# What's the solution to this IQ Test?

My brother showed me an IQ test from a magazine - one of those “what’s the next in this sequence?” deals. He and his friends had solved 14 of the questions but the fifteenth one was a stumper. I found the first fourteen questions prettty easy, but number 15 was like running into a brick wall.

Here’s the question. The answer is supposed to be3 - the trianglebut none of us have any idea why.

Note that the fuzzy/wavy line thing is an artifact of the image process; all lines are non-fuzzy and of equal thickness in the original.

The only thing that jumps out at me is that on the bottom row of designs, the two parts (circle and line segments) appear to change in a pattern. Row 1 has 2 circles and one line segment, Row 2 has 1 circle and 2 line segments…if we keep that pattern, you get row 3 has 0 circles and 3 line segments. The triangle fits the pattern; it has 0 circles and 3 line segments (attached at the ends)

Going of Flander’s idea:

The bottom row starts with two intersections, then one intersection, then zero intersections (just ends).

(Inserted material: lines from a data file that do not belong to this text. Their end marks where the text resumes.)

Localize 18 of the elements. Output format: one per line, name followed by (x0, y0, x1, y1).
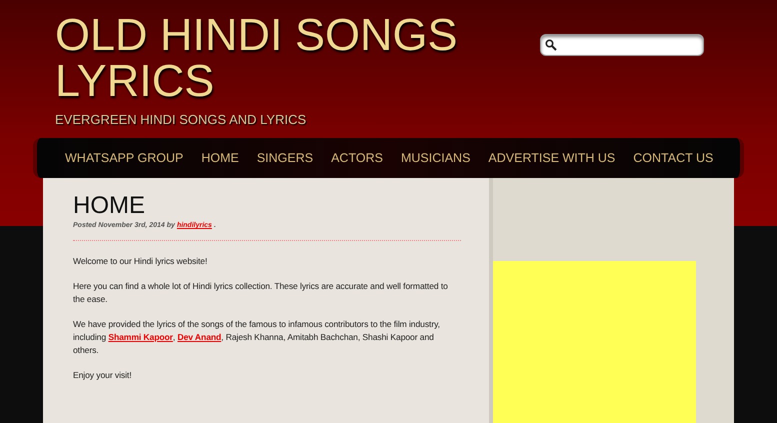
nav-link[interactable]: CONTACT US (633, 148, 714, 168)
text-link[interactable]: Dev Anand (178, 332, 222, 342)
post-paragraph: Enjoy your visit! (73, 368, 132, 382)
post-paragraph: We have provided the lyrics of the songs of the famous to infamous contributors to the film industry, including Shammi Kapoor, Dev Anand, Rajesh Khanna, Amitabh Bachchan, Shashi Kapoor and others. (73, 318, 441, 356)
text-link[interactable]: Shammi Kapoor (108, 332, 173, 342)
nav-link[interactable]: MUSICIANS (400, 148, 470, 168)
site-title[interactable]: OLD HINDI SONGS LYRICS (55, 12, 475, 104)
post-paragraph: Welcome to our Hindi lyrics website! (73, 254, 208, 268)
nav-link[interactable]: WHATSAPP GROUP (65, 148, 184, 168)
post-title: HOME (73, 192, 146, 220)
nav-link[interactable]: SINGERS (256, 148, 314, 168)
nav-link[interactable]: ADVERTISE WITH US (488, 148, 616, 168)
search-icon (545, 39, 557, 51)
post-paragraph: Here you can find a whole lot of Hindi lyrics collection. These lyrics are accurate and well formatted to the ease. (73, 280, 449, 306)
nav-link[interactable]: ACTORS (331, 148, 383, 168)
nav-link[interactable]: HOME (201, 148, 239, 168)
search-field[interactable] (540, 34, 704, 56)
site-tagline: EVERGREEN HINDI SONGS AND LYRICS (55, 111, 308, 129)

The rightmost column starts with five segments, then four segments, then three segments.

I think it’s because #3 doesn’t look like any of the other 8 images.

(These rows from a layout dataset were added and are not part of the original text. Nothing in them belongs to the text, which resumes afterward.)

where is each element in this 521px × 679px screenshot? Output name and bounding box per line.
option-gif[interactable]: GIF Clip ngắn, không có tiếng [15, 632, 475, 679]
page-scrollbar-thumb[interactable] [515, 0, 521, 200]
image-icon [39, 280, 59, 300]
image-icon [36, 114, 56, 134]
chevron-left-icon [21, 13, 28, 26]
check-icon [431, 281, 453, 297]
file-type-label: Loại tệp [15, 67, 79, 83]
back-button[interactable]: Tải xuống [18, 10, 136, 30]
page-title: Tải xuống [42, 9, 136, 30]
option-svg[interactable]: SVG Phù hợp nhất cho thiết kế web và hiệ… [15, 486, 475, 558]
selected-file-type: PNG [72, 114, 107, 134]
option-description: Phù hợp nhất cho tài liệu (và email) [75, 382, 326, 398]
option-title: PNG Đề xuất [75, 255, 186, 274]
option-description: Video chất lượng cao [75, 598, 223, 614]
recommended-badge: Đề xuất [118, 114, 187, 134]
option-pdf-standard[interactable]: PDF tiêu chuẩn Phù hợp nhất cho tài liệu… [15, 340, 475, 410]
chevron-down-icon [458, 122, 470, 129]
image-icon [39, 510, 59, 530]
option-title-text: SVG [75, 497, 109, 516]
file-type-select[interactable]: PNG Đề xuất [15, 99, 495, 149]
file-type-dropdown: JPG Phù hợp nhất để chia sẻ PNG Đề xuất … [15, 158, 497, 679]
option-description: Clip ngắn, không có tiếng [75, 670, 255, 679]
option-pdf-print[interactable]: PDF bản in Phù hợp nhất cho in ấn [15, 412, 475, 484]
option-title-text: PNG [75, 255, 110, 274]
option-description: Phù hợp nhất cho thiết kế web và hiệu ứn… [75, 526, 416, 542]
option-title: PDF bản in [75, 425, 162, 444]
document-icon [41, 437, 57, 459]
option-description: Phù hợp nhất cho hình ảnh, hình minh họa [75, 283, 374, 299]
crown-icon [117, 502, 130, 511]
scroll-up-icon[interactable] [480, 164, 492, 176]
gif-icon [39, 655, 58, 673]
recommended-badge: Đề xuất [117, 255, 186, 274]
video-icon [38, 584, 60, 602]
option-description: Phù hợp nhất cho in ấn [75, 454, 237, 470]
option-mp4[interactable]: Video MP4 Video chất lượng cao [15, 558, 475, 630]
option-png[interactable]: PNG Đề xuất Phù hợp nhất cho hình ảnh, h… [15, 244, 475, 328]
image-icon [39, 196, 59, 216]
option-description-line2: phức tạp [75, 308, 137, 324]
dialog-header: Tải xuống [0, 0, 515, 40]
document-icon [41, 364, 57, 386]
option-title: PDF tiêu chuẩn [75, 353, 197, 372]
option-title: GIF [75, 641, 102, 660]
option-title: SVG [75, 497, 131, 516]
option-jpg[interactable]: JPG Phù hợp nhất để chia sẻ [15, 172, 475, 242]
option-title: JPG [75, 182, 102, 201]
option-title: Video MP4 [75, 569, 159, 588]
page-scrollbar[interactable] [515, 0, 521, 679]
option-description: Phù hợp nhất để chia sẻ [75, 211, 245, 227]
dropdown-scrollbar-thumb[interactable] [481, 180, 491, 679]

#1 looks like the top right minus the straight line.
#2 looks like the bottom center with the two elements shifted.
#4 looks like the top left with the two elements shifted and one warped.
#5 is the top left done in squares.

#3 is unique, as are the other 8 images.

This sounds like the only relevant images for deciding on what fits in the ? space are the ones in the same column and the ones in the same row, and that the four images in the upper left are irrelevant. Am I understanding your hypothesis correctly?
Roddy

Just as I suspected. Being intelligent is just too damn much work.

I haven’t taken a test like this in a while, but aren’t all of the figures usually relevant? Aren’t there progressions (horizontal, vertical or diagonal) that hold true for all nine positions?

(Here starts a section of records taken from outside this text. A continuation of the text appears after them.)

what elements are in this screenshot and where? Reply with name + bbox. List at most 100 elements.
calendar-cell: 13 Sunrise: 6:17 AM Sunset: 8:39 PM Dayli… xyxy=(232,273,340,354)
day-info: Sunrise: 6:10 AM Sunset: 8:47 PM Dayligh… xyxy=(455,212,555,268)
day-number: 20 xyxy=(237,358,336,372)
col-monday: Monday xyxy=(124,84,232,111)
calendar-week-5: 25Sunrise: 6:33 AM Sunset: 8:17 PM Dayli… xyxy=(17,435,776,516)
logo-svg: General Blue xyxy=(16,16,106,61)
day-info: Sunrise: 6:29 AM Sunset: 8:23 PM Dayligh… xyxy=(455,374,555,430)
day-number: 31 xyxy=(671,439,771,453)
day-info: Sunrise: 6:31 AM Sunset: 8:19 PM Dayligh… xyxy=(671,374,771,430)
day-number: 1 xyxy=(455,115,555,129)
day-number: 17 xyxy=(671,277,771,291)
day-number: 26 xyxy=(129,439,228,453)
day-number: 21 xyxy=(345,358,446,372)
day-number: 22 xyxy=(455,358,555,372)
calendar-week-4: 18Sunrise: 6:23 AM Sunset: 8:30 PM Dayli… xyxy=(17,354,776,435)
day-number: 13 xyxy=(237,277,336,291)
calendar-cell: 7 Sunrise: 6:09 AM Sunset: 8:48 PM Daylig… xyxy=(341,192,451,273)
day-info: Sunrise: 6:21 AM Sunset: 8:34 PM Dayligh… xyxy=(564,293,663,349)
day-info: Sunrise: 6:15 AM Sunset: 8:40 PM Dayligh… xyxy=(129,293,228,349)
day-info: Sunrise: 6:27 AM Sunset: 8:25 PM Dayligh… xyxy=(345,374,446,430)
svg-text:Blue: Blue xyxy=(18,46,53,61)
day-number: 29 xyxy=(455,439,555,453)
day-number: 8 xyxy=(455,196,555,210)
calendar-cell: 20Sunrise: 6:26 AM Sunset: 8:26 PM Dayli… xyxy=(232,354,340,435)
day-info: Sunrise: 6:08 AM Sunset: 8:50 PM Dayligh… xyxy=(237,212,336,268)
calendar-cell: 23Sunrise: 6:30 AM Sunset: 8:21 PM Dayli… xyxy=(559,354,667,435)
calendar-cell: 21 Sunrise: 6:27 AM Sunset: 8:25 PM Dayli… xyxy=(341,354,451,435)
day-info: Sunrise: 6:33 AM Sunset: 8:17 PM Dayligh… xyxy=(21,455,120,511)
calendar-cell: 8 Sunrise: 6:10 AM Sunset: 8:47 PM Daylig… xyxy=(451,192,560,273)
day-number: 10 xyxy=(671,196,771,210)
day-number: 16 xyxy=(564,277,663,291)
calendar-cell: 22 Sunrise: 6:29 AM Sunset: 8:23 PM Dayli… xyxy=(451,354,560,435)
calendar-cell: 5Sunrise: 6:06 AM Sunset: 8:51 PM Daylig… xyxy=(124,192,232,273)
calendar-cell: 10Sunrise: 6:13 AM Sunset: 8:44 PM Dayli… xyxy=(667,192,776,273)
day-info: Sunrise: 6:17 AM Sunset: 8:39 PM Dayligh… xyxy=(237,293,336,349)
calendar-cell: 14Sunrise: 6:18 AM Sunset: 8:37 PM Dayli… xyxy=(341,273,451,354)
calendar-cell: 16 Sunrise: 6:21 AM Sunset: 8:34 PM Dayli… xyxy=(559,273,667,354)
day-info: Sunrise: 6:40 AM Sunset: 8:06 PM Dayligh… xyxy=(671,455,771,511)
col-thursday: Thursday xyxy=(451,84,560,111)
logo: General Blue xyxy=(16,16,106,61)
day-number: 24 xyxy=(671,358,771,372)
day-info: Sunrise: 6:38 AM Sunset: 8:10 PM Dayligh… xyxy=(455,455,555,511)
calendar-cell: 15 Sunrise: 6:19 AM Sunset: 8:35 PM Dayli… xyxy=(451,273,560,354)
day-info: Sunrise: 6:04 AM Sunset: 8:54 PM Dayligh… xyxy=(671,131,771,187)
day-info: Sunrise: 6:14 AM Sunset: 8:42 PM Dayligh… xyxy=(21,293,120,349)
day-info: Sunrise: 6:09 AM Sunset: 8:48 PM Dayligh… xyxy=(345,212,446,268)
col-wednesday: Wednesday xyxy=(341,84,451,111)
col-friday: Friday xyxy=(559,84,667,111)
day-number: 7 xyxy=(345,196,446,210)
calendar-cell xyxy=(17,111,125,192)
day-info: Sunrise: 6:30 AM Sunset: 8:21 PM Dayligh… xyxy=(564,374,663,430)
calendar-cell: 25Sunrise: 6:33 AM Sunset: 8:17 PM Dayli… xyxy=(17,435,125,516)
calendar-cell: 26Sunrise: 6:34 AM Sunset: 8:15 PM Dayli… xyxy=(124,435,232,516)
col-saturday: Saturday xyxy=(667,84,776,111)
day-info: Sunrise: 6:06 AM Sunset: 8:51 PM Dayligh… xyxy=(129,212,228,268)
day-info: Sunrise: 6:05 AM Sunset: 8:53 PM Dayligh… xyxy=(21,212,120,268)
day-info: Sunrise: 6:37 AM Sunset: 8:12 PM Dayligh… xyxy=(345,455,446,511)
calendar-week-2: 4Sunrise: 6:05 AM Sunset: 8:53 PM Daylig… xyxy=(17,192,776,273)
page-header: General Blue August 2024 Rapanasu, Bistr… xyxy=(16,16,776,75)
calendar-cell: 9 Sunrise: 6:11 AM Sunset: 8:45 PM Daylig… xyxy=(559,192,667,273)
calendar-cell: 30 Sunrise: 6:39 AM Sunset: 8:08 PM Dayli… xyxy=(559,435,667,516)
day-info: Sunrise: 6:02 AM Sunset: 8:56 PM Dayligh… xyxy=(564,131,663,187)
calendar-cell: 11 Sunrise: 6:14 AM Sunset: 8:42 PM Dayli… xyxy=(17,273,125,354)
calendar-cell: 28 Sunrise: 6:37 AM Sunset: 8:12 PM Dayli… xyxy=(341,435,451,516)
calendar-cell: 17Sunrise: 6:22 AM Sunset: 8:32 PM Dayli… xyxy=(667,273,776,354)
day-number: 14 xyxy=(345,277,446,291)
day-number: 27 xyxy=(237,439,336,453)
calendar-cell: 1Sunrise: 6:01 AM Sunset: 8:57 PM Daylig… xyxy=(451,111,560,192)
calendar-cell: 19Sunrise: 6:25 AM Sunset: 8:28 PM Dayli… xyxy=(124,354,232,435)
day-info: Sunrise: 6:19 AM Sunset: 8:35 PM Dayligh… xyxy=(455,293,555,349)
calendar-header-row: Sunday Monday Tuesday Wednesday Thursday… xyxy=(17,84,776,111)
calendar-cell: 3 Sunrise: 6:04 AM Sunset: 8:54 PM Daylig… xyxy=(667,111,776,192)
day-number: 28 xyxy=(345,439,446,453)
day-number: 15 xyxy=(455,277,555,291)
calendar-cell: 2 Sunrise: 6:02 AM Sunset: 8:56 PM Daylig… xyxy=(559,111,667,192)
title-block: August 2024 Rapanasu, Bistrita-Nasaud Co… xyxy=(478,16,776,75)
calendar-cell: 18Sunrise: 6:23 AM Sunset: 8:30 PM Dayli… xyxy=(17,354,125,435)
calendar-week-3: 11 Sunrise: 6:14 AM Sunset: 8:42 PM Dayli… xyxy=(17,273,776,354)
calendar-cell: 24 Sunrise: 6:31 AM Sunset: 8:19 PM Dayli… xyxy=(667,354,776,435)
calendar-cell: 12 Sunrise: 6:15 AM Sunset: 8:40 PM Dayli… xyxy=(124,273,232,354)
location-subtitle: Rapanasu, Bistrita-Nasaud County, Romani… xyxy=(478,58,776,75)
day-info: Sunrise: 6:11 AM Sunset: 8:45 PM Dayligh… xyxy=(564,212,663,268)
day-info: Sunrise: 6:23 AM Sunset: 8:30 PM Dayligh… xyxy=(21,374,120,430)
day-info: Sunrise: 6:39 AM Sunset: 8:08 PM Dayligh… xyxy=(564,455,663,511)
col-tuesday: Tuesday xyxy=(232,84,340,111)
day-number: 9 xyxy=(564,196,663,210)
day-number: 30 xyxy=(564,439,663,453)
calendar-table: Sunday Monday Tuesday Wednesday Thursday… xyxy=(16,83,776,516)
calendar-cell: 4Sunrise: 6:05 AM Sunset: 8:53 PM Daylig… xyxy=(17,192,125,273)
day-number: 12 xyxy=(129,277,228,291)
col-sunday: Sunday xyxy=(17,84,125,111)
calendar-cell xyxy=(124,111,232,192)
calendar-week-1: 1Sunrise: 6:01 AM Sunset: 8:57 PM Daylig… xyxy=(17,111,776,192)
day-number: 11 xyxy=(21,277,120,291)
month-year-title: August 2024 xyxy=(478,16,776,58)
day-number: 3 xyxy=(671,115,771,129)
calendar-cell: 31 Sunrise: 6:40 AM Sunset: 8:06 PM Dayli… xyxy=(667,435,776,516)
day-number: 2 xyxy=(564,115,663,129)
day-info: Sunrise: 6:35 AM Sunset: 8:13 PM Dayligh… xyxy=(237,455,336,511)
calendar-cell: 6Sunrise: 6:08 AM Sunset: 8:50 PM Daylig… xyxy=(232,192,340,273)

If we count discrete enclosed spaces using triangle as last answer

Top row Left to right 4 - 2 - 1 or not inc. exterior cube space 3-1-0
Middle row Left to right 8 - 4 - 2 or not inc. exterior cube space 7-3-1
Bottom rom Left to right 3 - 2 - 2 or not inc. exterior cube space 2-1 -1

Hmmm… not so good.

What’s the magazine & the issue?

Another possibility:

Count the number of straight line segments in each square:
0 1 1
0 4 4
1 2 3

Note that we can add columns one and two to get column three:

0+1=1
0+4=4
1+2=3

So far I think that everyone’s looking at the wrong things. The answer has to do with the amount of symmetry in the figures. The 3 figures in the upper left corner have only one axis of symmetry. The level of symmetry increases as you move to the lower right. You can eliminate choices 1, 2, and 4 because they only have 1 axis of symmetry. Between 3 and 5, choice 3 has more symmetry and its symmetry is in line with the figures to the left and above the ? cell.

Something like this might be right, but it’s still a little confusing exactly what they were going for:

Number of axes of symmetry:
1 1 0
1 2 4
2 4 3

That’s not a terribly convincing pattern. Let’s look at the following:

1/minimum fraction of a turn before re-attaining original figure:
1 1 2
1 2 4
2 4 3

That’s a much more “patterny” looking thing, although it’s still not clear why one would be expected to infer 3 and not any other number for the bottom-right.

Hm, although, I was wrong; looking more closely, the actual table is:

1/minimum fraction of a turn before re-attaining original figure:
1 1 1
1 2 4
2 4 3

Also not terribly convincing…

I think everyone is over-analyzing the problem. Since Priceguy said the rest of the problems were easy, the solution to this last one shouldn’t be overly complicated. I think KneadToKnow is right, in that the triangle is the only one that doesn’t share any components with the remaining figures.

The solution is:

14 K of G in a F P D

Obviously.

I don’t particularly like that solution, because, if you’re using the logic to eliminate answers 1, 2, 4, and 5, that KneadToKnow is enumerating in his answer, you can make arguments that certain pairs of figures in the square itself are not unique figures.
The logic is too vague and can be used to justify a number of answers. If answer one is eliminated because it’s just the top right corner, rearranged, with the line segment removed, you can just as well say that the top right and bottom left are the same, with the arcs rearranged into circles. Or you could say the middle top or bottom left are the same figure, with an extra circle. There’s just too much leeway to what manipulation is permitted to prevent an answer from being labeled as “unique.”

I don’t like this question, because there seems to be too many possible ways of arriving at a reasonable answer, although I think there may be something to the symmetry hypothesis, although I’m not satisfied with any of the explanations yet.